Chile’s fresh fruit industry is continuing to assess the impact of an unusual succession of frosts that have hit the South American country as well as other Southern Hemisphere nations since mid-September.
Growers and technicians are urgently undertaking preliminary evaluations to assess the complete impact of the adverse weather conditions, according to a press release from the Chilean Fruit Exporters Association (Asoex).
“This is an abnormal situation for our growers,” explained Asoex board chairman Ronald Bown. “We have not experienced a prolonged period of frost like this for many years and at this point, we are tackling the issue on several fronts.”
Asoex claims a further ten to 12 days of analysis must be made before any real accurate forecasts can be established due to the fact that many fruit plantations, especially those planted with early varieties, were in different early phonological stages, including the development of buds, flowers and new stems.
“The industry is carefully assessing the damage that has been caused by the frosts, in order that we can give the international fruit community a clear and accurate perspective on the way this Chilean fresh fruit season will progress,” Bown pointed out.

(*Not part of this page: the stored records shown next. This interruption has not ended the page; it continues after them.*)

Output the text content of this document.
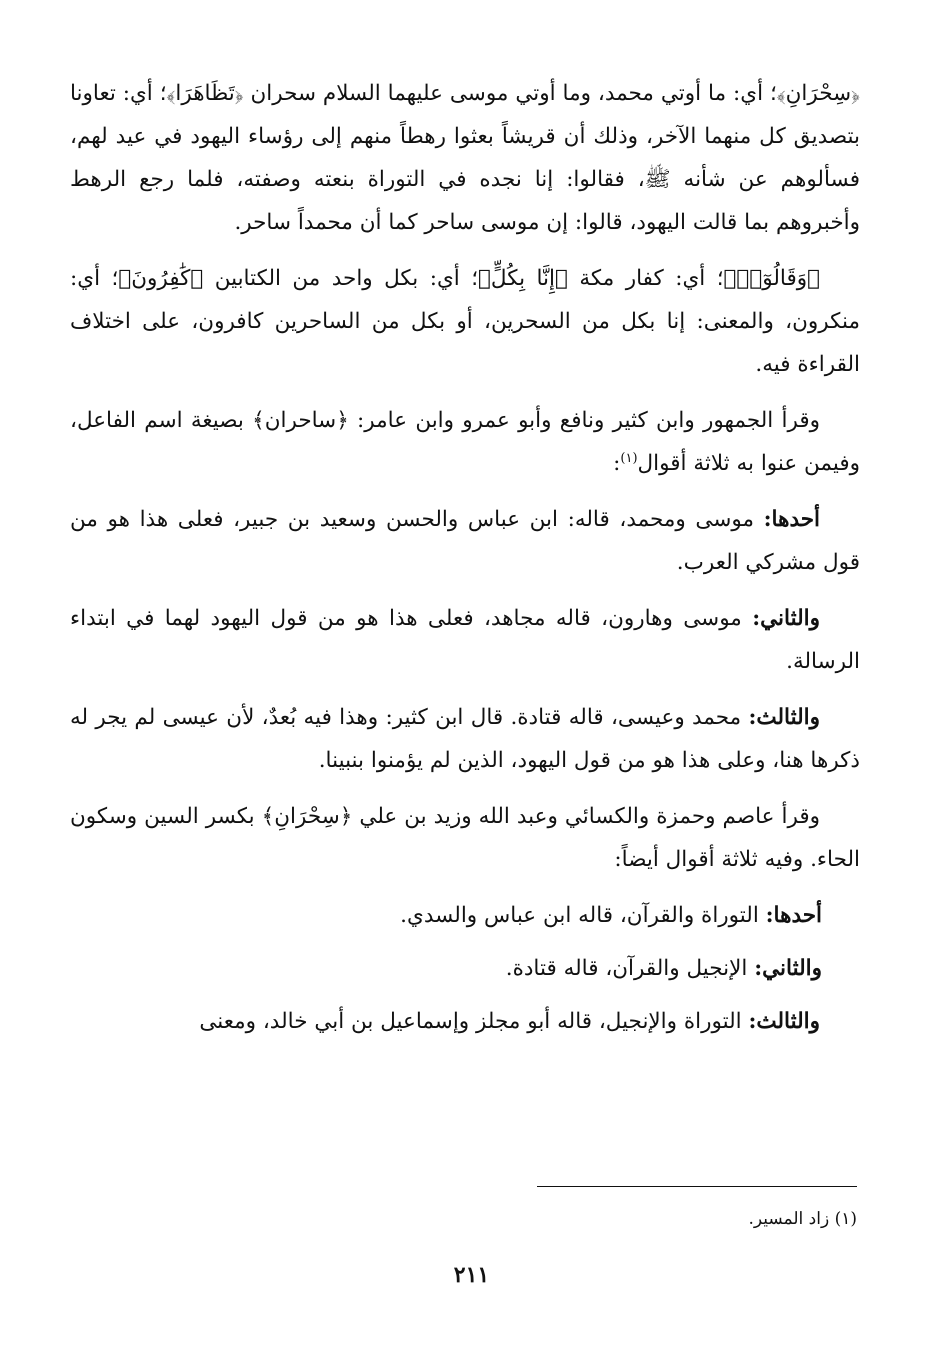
﴿سِحْرَانِ﴾؛ أي: ما أوتي محمد، وما أوتي موسى عليهما السلام سحران ﴿تَظَاهَرَا﴾؛ أي: تعاونا بتصديق كل منهما الآخر، وذلك أن قريشاً بعثوا رهطاً منهم إلى رؤساء اليهود في عيد لهم، فسألوهم عن شأنه ﷺ، فقالوا: إنا نجده في التوراة بنعته وصفته، فلما رجع الرهط وأخبروهم بما قالت اليهود، قالوا: إن موسى ساحر كما أن محمداً ساحر.

﴿وَقَالُوٓا۟﴾؛ أي: كفار مكة ﴿إِنَّا بِكُلٍّ﴾؛ أي: بكل واحد من الكتابين ﴿كَٰفِرُونَ﴾؛ أي: منكرون، والمعنى: إنا بكل من السحرين، أو بكل من الساحرين كافرون، على اختلاف القراءة فيه.

وقرأ الجمهور وابن كثير ونافع وأبو عمرو وابن عامر: ﴿ساحران﴾ بصيغة اسم الفاعل، وفيمن عنوا به ثلاثة أقوال$^{(١)}$:

أحدها: موسى ومحمد، قاله: ابن عباس والحسن وسعيد بن جبير، فعلى هذا هو من قول مشركي العرب.

والثاني: موسى وهارون، قاله مجاهد، فعلى هذا هو من قول اليهود لهما في ابتداء الرسالة.

والثالث: محمد وعيسى، قاله قتادة. قال ابن كثير: وهذا فيه بُعدٌ، لأن عيسى لم يجر له ذكرها هنا، وعلى هذا هو من قول اليهود، الذين لم يؤمنوا بنبينا.

وقرأ عاصم وحمزة والكسائي وعبد الله وزيد بن علي ﴿سِحْرَانِ﴾ بكسر السين وسكون الحاء. وفيه ثلاثة أقوال أيضاً:

أحدها: التوراة والقرآن، قاله ابن عباس والسدي.

والثاني: الإنجيل والقرآن، قاله قتادة.

والثالث: التوراة والإنجيل، قاله أبو مجلز وإسماعيل بن أبي خالد، ومعنى

(١) زاد المسير.
٢١١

“At this point, it appears that the worst affected crops are kiwifruit, plums, peaches, nectarines, almonds, nuts, and cherries. However, we are not yet at a point where we can make a full and realistic assessment of the level of losses we have suffered as an industry.”

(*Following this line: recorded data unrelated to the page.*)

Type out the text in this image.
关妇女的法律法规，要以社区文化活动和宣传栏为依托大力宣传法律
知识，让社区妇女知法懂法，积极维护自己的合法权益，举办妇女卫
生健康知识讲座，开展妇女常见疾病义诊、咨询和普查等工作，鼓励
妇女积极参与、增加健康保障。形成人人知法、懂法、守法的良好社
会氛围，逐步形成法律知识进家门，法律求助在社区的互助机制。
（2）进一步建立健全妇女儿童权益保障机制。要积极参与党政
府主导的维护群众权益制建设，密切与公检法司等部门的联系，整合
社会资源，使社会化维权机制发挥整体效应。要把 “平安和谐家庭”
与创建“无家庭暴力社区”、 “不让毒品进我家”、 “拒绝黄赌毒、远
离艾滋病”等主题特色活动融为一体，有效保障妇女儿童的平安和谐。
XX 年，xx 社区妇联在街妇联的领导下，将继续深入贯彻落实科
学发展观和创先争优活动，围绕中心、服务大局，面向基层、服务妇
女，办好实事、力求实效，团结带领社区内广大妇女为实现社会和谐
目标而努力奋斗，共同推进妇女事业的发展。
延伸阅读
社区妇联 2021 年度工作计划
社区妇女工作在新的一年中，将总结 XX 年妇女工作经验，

In the meantime, Asoex said it has presented to the Chilean Ministry of Agriculture and the Agricultural Commission of the Senate a series of proposals for immediate actions to address this issue.

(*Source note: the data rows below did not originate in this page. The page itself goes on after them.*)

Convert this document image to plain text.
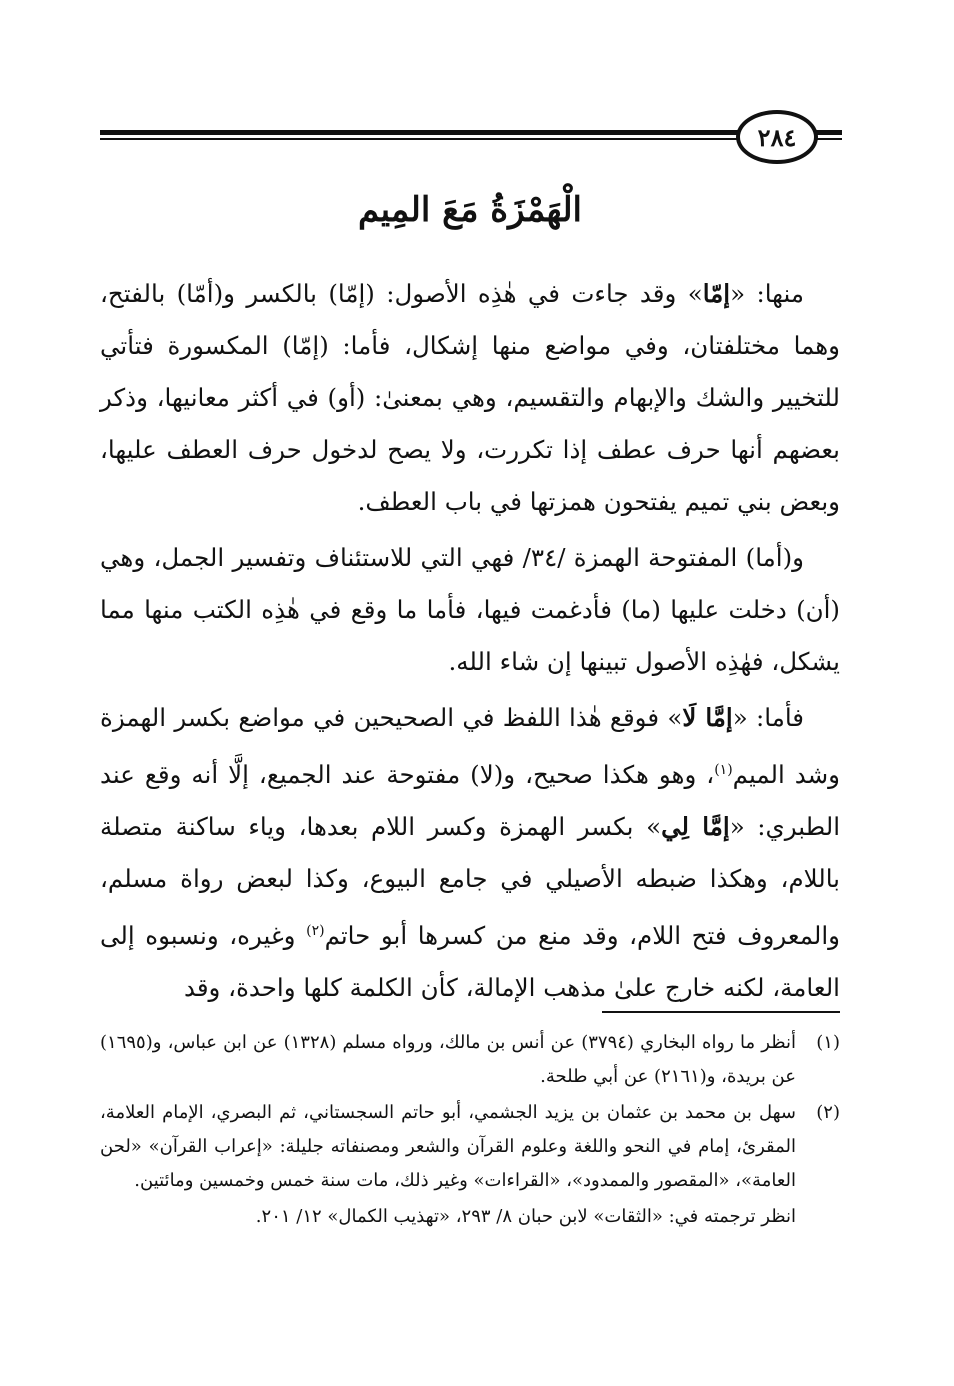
٢٨٤
الْهَمْزَةُ مَعَ المِيم

منها: «إمّا» وقد جاءت في هٰذِه الأصول: (إمّا) بالكسر و(أمّا) بالفتح، وهما مختلفتان، وفي مواضع منها إشكال، فأما: (إمّا) المكسورة فتأتي للتخيير والشك والإبهام والتقسيم، وهي بمعنىٰ: (أو) في أكثر معانيها، وذكر بعضهم أنها حرف عطف إذا تكررت، ولا يصح لدخول حرف العطف عليها، وبعض بني تميم يفتحون همزتها في باب العطف.

و(أما) المفتوحة الهمزة /٣٤/ فهي التي للاستئناف وتفسير الجمل، وهي (أن) دخلت عليها (ما) فأدغمت فيها، فأما ما وقع في هٰذِه الكتب منها مما يشكل، فهٰذِه الأصول تبينها إن شاء الله.

فأما: «إمَّا لَا» فوقع هٰذا اللفظ في الصحيحين في مواضع بكسر الهمزة وشد الميم$^{(١)}$، وهو هكذا صحيح، و(لا) مفتوحة عند الجميع، إلَّا أنه وقع عند الطبري: «إمَّا لِي» بكسر الهمزة وكسر اللام بعدها، وياء ساكنة متصلة باللام، وهكذا ضبطه الأصيلي في جامع البيوع، وكذا لبعض رواة مسلم، والمعروف فتح اللام، وقد منع من كسرها أبو حاتم$^{(٢)}$ وغيره، ونسبوه إلى العامة، لكنه خارج علىٰ مذهب الإمالة، كأن الكلمة كلها واحدة، وقد

(١)
أنظر ما رواه البخاري (٣٧٩٤) عن أنس بن مالك، ورواه مسلم (١٣٢٨) عن ابن عباس، و(١٦٩٥) عن بريدة، و(٢١٦١) عن أبي طلحة.
(٢)
سهل بن محمد بن عثمان بن يزيد الجشمي، أبو حاتم السجستاني، ثم البصري، الإمام العلامة، المقرئ، إمام في النحو واللغة وعلوم القرآن والشعر ومصنفاته جليلة: «إعراب القرآن» «لحن العامة»، «المقصور والممدود»، «القراءات» وغير ذلك، مات سنة خمس وخمسين ومائتين.
انظر ترجمته في: «الثقات» لابن حبان ٨/ ٢٩٣، «تهذيب الكمال» ١٢/ ٢٠١.
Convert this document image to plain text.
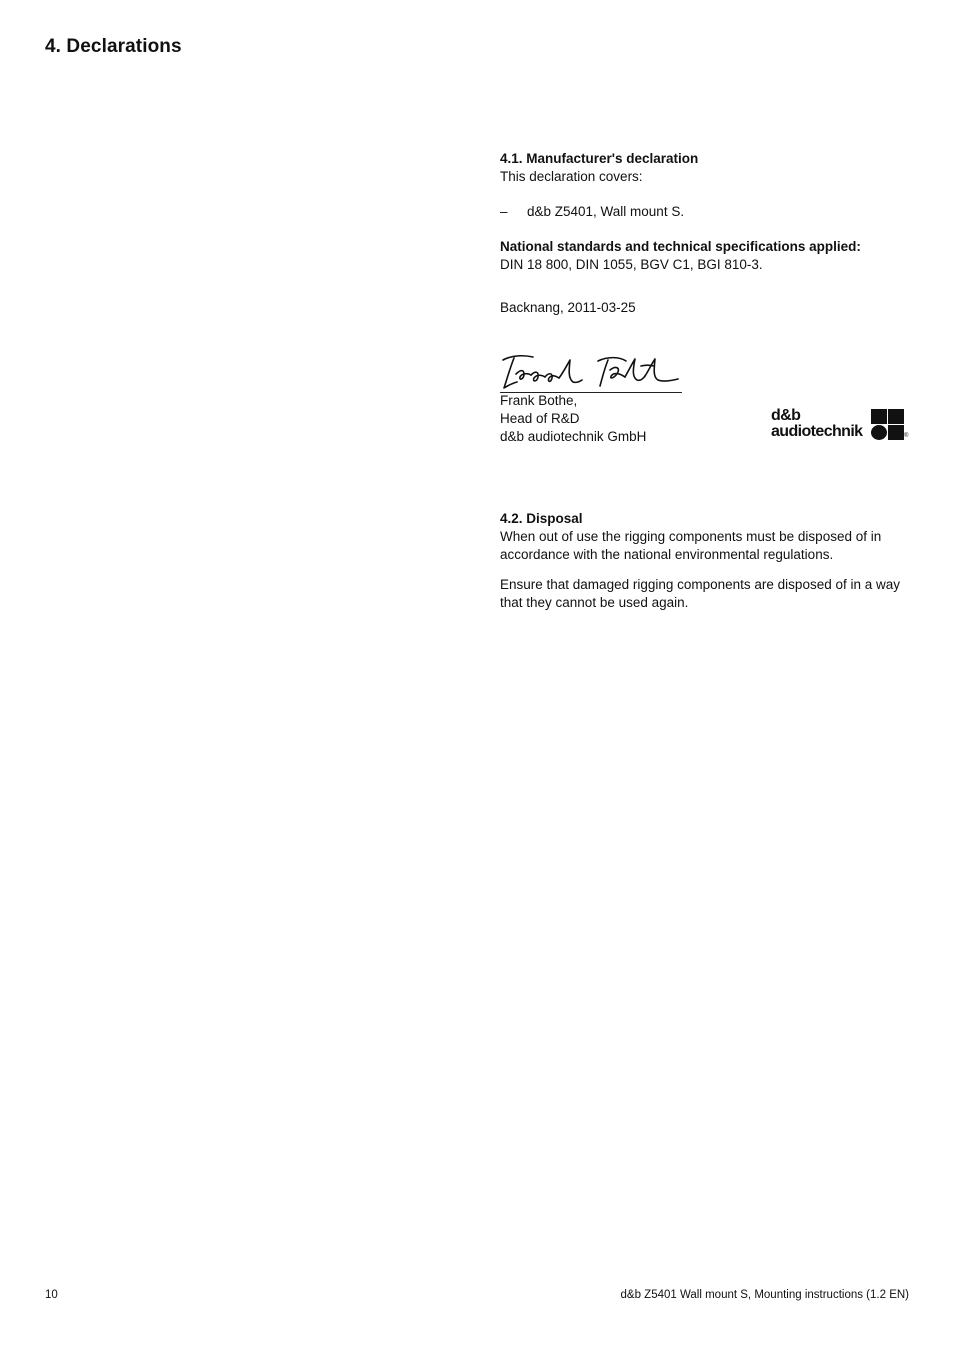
4. Declarations

4.1. Manufacturer's declaration

This declaration covers:

– d&b Z5401, Wall mount S.

National standards and technical specifications applied:

DIN 18 800, DIN 1055, BGV C1, BGI 810-3.

Backnang, 2011-03-25

Frank Bothe,

Head of R&D

d&b audiotechnik GmbH

d&b
audiotechnik	®

4.2. Disposal

When out of use the rigging components must be disposed of in accordance with the national environmental regulations.

Ensure that damaged rigging components are disposed of in a way that they cannot be used again.

10	d&b Z5401 Wall mount S, Mounting instructions (1.2 EN)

The document contains concrete actions designed to alleviate the impact on the growing sector as much as possible.
“The industry wants to safeguard the futures of our growers at this difficult moment and also safeguard the future capacity of Chilean exporters to provide their loyal customers around the world with the highest quality fruit in the volumes they require,” Bown concluded.
Founded in 1935, Asoex represents 96.5 per cent of Chile’s fresh fruit exports and 63.1 per cent of planted area with fruit.